To celebrate my birthday and our wedding anniversary (yep, we decided to tie the knot on my 25th birthday back in 2015), we went on a roughly 2-hour drive to 日光まなかの森キャンプ＆スパリゾート (Nikko Manakanomori Camp & Spa Resort). This was a much-awaited getaway as it was our first time staying in a cabin. We usually go to a tent camping but this time, my husband opted for something new for the special occasions. The sky was overcast on our way to the site that’s conveniently located in Nikko, a small city away from the hustle and bustle of Tokyo. Despite the hiding sun, the scenic views made the drive lovely.
I instantly admired the place even though the weather wasn’t cooperating. The beautiful surroundings made up for it.

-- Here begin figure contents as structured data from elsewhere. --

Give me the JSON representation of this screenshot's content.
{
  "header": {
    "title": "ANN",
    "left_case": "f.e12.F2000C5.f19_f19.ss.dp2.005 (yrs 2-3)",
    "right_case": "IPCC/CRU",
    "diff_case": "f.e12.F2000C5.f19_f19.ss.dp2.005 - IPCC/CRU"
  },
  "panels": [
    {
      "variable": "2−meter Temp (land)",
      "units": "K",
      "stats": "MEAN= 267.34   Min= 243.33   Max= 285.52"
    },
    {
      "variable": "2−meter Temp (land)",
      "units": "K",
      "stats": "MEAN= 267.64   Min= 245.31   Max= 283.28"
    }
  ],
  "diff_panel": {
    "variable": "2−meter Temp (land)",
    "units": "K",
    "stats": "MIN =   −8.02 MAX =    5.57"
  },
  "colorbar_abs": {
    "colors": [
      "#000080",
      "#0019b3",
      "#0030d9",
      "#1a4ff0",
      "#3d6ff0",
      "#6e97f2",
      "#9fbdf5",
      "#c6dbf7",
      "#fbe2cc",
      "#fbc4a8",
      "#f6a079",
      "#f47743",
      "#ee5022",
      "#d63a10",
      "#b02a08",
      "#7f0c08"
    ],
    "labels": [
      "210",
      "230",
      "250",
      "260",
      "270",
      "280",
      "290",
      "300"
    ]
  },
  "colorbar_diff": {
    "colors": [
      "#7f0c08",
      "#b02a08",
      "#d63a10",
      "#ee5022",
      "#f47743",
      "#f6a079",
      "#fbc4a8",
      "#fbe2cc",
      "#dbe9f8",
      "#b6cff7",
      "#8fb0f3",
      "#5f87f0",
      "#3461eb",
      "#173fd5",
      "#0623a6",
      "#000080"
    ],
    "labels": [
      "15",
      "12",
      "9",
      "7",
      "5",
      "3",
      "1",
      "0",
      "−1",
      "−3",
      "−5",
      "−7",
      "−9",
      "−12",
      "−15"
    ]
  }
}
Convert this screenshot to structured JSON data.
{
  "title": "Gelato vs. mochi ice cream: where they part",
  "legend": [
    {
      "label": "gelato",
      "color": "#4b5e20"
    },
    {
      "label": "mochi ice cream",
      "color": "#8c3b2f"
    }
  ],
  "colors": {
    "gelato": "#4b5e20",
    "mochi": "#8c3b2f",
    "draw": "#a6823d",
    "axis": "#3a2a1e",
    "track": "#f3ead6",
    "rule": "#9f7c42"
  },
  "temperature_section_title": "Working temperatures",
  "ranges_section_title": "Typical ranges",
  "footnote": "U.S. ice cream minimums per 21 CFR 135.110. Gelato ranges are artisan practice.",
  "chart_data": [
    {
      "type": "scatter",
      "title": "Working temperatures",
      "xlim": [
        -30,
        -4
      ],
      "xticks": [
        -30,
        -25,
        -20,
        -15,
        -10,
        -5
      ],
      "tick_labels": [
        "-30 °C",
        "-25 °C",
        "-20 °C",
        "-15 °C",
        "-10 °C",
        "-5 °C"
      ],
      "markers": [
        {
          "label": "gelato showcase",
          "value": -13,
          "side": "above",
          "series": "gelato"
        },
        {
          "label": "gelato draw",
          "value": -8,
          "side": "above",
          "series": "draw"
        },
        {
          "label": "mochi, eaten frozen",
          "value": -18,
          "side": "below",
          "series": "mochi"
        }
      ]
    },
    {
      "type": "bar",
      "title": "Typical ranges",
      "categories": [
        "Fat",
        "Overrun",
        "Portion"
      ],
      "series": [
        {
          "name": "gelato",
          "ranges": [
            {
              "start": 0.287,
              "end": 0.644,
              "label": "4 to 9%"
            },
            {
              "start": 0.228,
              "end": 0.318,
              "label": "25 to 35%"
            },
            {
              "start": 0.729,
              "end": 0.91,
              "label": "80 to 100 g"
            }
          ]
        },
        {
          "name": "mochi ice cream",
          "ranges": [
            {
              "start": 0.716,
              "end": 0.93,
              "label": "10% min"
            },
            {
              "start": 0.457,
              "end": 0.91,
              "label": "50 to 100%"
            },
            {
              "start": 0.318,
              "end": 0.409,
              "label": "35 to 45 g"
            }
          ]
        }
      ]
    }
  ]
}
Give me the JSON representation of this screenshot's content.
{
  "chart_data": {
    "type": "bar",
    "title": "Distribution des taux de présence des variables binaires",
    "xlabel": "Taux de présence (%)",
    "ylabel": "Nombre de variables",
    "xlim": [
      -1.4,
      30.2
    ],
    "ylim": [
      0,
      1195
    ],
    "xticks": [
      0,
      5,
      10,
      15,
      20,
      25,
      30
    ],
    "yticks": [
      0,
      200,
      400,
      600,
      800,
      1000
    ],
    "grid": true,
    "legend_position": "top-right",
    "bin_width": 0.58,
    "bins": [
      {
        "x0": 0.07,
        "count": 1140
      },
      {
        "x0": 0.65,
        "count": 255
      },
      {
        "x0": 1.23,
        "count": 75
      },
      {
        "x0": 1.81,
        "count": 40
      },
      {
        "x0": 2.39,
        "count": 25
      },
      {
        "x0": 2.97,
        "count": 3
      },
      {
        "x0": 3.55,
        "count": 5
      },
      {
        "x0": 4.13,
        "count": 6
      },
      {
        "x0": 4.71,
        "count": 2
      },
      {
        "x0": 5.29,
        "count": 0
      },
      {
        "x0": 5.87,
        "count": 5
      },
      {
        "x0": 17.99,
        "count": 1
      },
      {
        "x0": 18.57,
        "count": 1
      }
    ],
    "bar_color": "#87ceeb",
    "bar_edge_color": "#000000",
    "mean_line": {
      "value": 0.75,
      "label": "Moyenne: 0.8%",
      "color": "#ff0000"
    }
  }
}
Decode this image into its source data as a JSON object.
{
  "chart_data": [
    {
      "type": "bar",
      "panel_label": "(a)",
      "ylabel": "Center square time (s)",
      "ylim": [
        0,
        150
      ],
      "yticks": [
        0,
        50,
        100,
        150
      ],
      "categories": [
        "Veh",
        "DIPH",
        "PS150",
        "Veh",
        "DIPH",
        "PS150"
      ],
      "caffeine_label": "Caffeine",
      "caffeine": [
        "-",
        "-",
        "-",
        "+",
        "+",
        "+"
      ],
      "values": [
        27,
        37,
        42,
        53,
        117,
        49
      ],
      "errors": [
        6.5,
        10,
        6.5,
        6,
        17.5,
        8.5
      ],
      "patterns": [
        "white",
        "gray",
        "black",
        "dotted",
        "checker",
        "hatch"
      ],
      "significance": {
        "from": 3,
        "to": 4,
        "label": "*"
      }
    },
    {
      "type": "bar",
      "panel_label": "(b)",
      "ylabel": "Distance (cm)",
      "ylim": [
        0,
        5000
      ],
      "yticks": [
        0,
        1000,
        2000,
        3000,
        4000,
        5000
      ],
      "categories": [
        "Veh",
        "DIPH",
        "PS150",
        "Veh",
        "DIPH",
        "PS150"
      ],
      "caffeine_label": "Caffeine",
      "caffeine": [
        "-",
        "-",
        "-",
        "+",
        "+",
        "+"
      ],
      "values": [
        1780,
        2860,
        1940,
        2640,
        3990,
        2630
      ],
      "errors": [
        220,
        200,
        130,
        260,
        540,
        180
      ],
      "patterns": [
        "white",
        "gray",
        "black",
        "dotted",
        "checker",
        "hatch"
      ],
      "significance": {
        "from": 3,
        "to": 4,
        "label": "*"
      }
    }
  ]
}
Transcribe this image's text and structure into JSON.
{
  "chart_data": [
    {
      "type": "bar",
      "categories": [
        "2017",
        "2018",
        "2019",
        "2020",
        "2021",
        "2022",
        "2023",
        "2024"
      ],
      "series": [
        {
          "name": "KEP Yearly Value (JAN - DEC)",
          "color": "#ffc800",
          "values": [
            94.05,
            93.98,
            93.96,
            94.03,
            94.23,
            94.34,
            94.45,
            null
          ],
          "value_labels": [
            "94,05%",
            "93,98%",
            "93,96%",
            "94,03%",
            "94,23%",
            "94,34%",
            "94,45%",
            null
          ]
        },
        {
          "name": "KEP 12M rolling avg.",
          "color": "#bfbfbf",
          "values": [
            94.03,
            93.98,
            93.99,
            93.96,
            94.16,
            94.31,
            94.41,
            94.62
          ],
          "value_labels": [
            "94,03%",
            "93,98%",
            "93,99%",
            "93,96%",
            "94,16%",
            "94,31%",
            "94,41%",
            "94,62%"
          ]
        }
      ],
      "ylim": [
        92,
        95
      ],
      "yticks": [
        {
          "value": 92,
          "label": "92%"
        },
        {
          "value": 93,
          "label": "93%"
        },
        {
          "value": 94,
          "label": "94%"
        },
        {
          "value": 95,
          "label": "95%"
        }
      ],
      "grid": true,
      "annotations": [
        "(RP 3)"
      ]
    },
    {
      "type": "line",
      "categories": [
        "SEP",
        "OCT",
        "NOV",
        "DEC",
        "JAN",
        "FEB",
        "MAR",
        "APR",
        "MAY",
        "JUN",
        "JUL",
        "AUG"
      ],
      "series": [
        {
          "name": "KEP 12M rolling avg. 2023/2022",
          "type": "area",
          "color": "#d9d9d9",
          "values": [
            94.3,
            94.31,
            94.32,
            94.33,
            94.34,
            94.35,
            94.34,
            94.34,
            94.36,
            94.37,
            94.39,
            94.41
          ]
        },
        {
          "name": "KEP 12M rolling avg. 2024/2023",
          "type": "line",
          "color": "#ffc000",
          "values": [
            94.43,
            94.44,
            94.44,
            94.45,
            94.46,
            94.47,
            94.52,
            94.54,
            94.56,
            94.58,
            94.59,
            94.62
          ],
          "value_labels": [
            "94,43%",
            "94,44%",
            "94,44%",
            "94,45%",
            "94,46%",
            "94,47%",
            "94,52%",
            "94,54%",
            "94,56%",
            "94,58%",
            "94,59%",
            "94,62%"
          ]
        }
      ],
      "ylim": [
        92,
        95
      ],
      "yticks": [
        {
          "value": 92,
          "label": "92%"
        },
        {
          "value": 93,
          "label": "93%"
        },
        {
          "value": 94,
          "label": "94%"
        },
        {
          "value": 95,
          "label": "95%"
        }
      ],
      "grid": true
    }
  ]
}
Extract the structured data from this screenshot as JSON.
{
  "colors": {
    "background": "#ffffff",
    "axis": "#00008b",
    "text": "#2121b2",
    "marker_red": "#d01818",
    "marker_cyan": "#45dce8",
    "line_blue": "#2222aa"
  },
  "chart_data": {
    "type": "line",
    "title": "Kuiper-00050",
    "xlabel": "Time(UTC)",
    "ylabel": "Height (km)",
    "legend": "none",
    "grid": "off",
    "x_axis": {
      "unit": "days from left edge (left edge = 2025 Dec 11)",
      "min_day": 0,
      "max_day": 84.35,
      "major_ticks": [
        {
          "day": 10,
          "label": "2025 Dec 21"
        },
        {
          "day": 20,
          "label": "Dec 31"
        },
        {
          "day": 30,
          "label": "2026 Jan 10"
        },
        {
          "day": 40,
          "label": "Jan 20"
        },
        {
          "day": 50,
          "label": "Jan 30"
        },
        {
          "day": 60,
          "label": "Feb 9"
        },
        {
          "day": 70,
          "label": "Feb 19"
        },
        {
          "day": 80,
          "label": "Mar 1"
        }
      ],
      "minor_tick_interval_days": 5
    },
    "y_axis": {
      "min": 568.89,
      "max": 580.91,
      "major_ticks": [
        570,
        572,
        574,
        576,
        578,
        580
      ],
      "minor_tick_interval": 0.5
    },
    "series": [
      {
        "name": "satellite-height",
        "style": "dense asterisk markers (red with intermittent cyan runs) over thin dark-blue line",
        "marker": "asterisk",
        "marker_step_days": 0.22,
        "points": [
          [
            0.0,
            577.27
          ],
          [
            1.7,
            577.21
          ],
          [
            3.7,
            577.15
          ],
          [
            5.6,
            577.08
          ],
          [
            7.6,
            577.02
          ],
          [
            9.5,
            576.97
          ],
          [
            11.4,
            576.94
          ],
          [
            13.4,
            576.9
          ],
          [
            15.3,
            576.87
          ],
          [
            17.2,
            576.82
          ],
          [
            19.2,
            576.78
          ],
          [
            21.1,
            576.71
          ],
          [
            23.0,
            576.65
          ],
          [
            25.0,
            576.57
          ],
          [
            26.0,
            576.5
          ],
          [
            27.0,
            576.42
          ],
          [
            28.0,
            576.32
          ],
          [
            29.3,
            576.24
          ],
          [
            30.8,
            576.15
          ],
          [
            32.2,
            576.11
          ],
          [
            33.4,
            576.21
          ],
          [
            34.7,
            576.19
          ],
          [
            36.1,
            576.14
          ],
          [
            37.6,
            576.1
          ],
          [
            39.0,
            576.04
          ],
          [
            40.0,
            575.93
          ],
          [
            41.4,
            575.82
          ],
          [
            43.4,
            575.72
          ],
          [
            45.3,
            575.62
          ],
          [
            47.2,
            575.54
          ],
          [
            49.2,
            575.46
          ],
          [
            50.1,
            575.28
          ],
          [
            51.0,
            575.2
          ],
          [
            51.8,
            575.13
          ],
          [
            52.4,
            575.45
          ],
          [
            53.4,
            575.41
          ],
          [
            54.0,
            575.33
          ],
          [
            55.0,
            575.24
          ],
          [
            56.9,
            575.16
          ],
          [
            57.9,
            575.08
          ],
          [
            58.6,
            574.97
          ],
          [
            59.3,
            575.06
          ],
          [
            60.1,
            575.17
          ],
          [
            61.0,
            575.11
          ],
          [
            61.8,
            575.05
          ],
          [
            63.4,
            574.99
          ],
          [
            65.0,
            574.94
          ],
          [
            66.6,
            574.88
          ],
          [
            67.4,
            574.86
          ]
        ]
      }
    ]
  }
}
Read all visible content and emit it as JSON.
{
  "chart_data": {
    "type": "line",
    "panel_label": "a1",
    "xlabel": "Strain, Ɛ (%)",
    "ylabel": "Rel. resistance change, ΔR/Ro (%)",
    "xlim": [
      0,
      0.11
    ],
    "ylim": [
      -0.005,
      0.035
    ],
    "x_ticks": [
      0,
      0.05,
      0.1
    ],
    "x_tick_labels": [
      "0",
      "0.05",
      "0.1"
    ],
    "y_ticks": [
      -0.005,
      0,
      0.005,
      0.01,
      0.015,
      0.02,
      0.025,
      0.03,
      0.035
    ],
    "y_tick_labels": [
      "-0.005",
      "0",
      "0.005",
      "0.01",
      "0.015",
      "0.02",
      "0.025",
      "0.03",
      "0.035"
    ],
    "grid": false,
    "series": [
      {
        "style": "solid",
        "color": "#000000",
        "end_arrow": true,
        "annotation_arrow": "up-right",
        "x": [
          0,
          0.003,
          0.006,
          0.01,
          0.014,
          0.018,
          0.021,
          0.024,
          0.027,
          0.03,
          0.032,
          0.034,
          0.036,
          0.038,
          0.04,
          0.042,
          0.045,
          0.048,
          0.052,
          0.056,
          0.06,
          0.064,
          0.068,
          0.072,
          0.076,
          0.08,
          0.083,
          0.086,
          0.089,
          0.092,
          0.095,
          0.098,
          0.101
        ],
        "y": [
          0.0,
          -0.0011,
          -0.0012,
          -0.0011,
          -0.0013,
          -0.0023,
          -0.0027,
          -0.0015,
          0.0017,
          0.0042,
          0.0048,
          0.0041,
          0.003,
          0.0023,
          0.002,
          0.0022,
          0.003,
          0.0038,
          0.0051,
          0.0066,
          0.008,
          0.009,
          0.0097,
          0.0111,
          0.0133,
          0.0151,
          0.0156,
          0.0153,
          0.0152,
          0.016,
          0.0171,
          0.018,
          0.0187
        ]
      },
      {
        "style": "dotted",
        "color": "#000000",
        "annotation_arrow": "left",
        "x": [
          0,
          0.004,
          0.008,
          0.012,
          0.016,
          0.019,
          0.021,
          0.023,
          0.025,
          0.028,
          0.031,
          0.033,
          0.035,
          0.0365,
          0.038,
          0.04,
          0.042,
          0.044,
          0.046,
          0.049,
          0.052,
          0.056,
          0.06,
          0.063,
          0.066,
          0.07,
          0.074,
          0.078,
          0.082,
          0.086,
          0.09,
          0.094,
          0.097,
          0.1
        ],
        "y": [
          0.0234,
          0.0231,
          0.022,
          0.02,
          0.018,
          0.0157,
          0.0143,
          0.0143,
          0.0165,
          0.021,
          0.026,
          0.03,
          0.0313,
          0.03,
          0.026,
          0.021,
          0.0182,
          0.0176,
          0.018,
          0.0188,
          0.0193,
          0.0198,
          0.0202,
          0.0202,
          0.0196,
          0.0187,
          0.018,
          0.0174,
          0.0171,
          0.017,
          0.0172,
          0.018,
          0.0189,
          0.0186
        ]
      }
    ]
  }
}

It felt like living in a tiny village with fairies and dwarfs, the good and cute ones of course. This campsite allows you to go fishing, hiking, have a dip in a natural hot spring, and bask in the sound of nature while having some barbeque or setting a campfire, and a lot more. Here’s their official website for more info. Heads up, it’s only in Japanese at the moment.
The area is huge enough for a dog to tire out. My husband tried the onsen (natural hot spring) and it wasn’t bad. I also went into the public bath but I made sure that I was alone. This culture isn’t familiar to me. I can’t be naked around strangers even if they’re women. I passed on the small onsen and just quickly took a shower in that open place.
Toilets weren’t really dirty and tissue rolls were abundant. It was satisfying in some ways I didn’t anticipate. I love that it’s near some sightseeing spots which we’re planning to check out the next time we come here. The famed Shinto shrine, Toshogu is just around 15 minutes by car. We had the chance to visit this UNESCO World Heritage Site with our dog, Sushi. I’ll write about it in my next post.
For now, I can only think of two downsides. First is the absence of English instructions. I was dying to know what those Japanese instructions said, especially the ones posted on the walls inside the public bath. It would be delightful for people (ehem, like me) who have limited or don’t have the ability to read Japanese.
Second is the steep rough road going to the upper areas. I noticed they’re still working on that department, though. Hopefully, it’ll be finished or at least better by the time we go there again.
Since the rain was non-stop the whole time we were there, things didn’t go exactly as planned. However, we sure did have a pleasant stay there. What mattered most to me that time was the presence of my best buddies.